For decades, software development has run on a critical, yet unwritten, assumption: we trust the people writing the code.
We trust that changes are intentional, scoped, and understood. We trust that when something breaks, someone in the loop knows where to look and how to fix it. That trust has quietly underpinned everything from code review practices to release pipelines.
In a recent conversation with Axian Lead Solutions Architect Gabe Harris on release controls for AI-assisted changes in production, that assumption came into focus in a new way. Not because it was ever formally defined. But because it is now being tested.
While AI-assisted development doesn’t invalidate the assumption of implicit trust outright, it does bring its limitations into view.
Today, roughly 30% of daily merged code is AI-authored (up from 22% in Q4 of 2025), and developers using AI tools are merging about 60% more pull requests than those who don’t. More code is moving through systems faster than ever before, and continued acceleration seems like a safe assumption for the foreseeable future. So, the pace has changed. The inputs have changed. However, the shared understanding behind those changes has not kept up.

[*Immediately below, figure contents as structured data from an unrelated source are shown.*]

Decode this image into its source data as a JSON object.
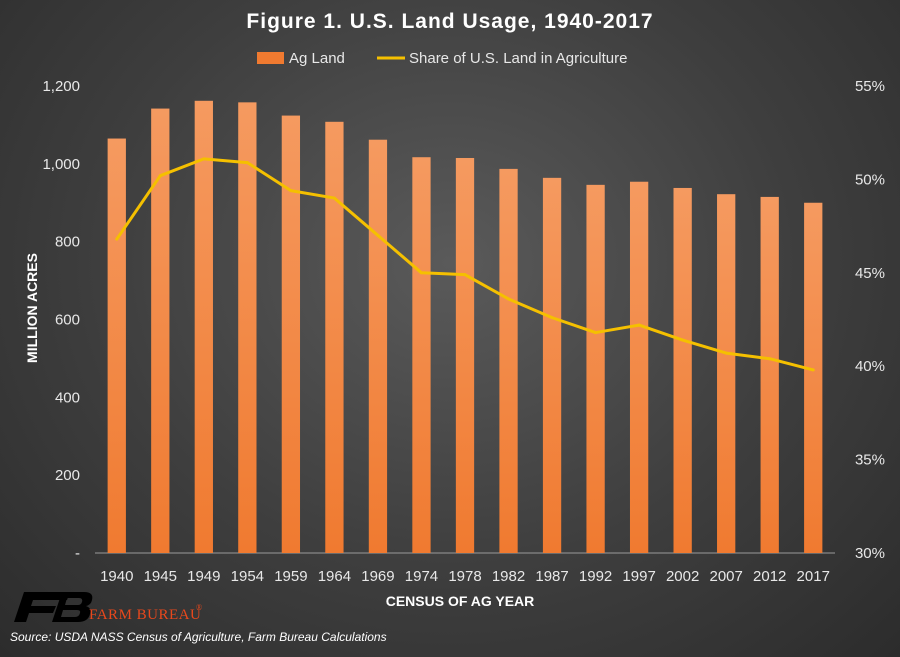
{
  "chart_data": {
    "type": "bar",
    "title": "Figure 1. U.S. Land Usage, 1940-2017",
    "xlabel": "CENSUS OF AG YEAR",
    "ylabel": "MILLION ACRES",
    "categories": [
      "1940",
      "1945",
      "1949",
      "1954",
      "1959",
      "1964",
      "1969",
      "1974",
      "1978",
      "1982",
      "1987",
      "1992",
      "1997",
      "2002",
      "2007",
      "2012",
      "2017"
    ],
    "series": [
      {
        "name": "Ag Land",
        "type": "bar",
        "axis": "left",
        "color": "#f07a30",
        "values": [
          1065,
          1142,
          1162,
          1158,
          1124,
          1108,
          1062,
          1017,
          1015,
          987,
          964,
          946,
          954,
          938,
          922,
          915,
          900
        ]
      },
      {
        "name": "Share of U.S. Land in Agriculture",
        "type": "line",
        "axis": "right",
        "color": "#f5c000",
        "values": [
          46.8,
          50.2,
          51.1,
          50.9,
          49.4,
          49.0,
          47.0,
          45.0,
          44.9,
          43.6,
          42.6,
          41.8,
          42.2,
          41.4,
          40.7,
          40.4,
          39.8
        ]
      }
    ],
    "ylim": [
      0,
      1200
    ],
    "yticks": [
      0,
      200,
      400,
      600,
      800,
      1000,
      1200
    ],
    "ytick_labels": [
      "-",
      "200",
      "400",
      "600",
      "800",
      "1,000",
      "1,200"
    ],
    "y2lim": [
      30,
      55
    ],
    "y2ticks": [
      30,
      35,
      40,
      45,
      50,
      55
    ],
    "y2tick_labels": [
      "30%",
      "35%",
      "40%",
      "45%",
      "50%",
      "55%"
    ],
    "legend": "top",
    "grid": false
  },
  "branding": {
    "logo_text": "FARM BUREAU",
    "logo_mark": "®",
    "source": "Source: USDA NASS Census of Agriculture, Farm Bureau Calculations"
  }
}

Like the magically animated broom in the Sorcerer’s Apprentice, the fundamental question in play here is not whether generative AI tools will carry water for us. Rather, it’s how we earn the wizard’s cap and safely maintain control over powerful tools which are continuing to evolve.
The Invisible Contract Behind Every Release
Every release process has a technical architecture. It also has a social one.
For most modern software development, those two systems have depended on the same basic sequence: humans write code, humans review code, and humans understand the intended scope of what changed. This does not mean every change is perfect or that every engineer sees every downstream consequence. It simply means the process assumes bounded intent.
Experienced engineers make thousands of small decisions while building a feature. They decide which files to touch, which patterns to preserve, which dependencies to leave alone, and which adjacent problems are outside the task at hand. Most of these judgments never appear in a ticket or pull request description. They live in the engineer’s understanding of the system.
That is the invisible contract behind a release: the person changing the system has some practical sense of where change should begin, where it should end, and what it should not disturb.
As Gabe puts it, “Everybody’s trying to figure out… how do we build a system where we can trust the output in the same way we were able to trust it previously?”
AI-assisted development forces that question into the open. The old model did not enforce trust with much precision. It assumed trust because the author, reviewer, and release process all operated inside a shared human framework.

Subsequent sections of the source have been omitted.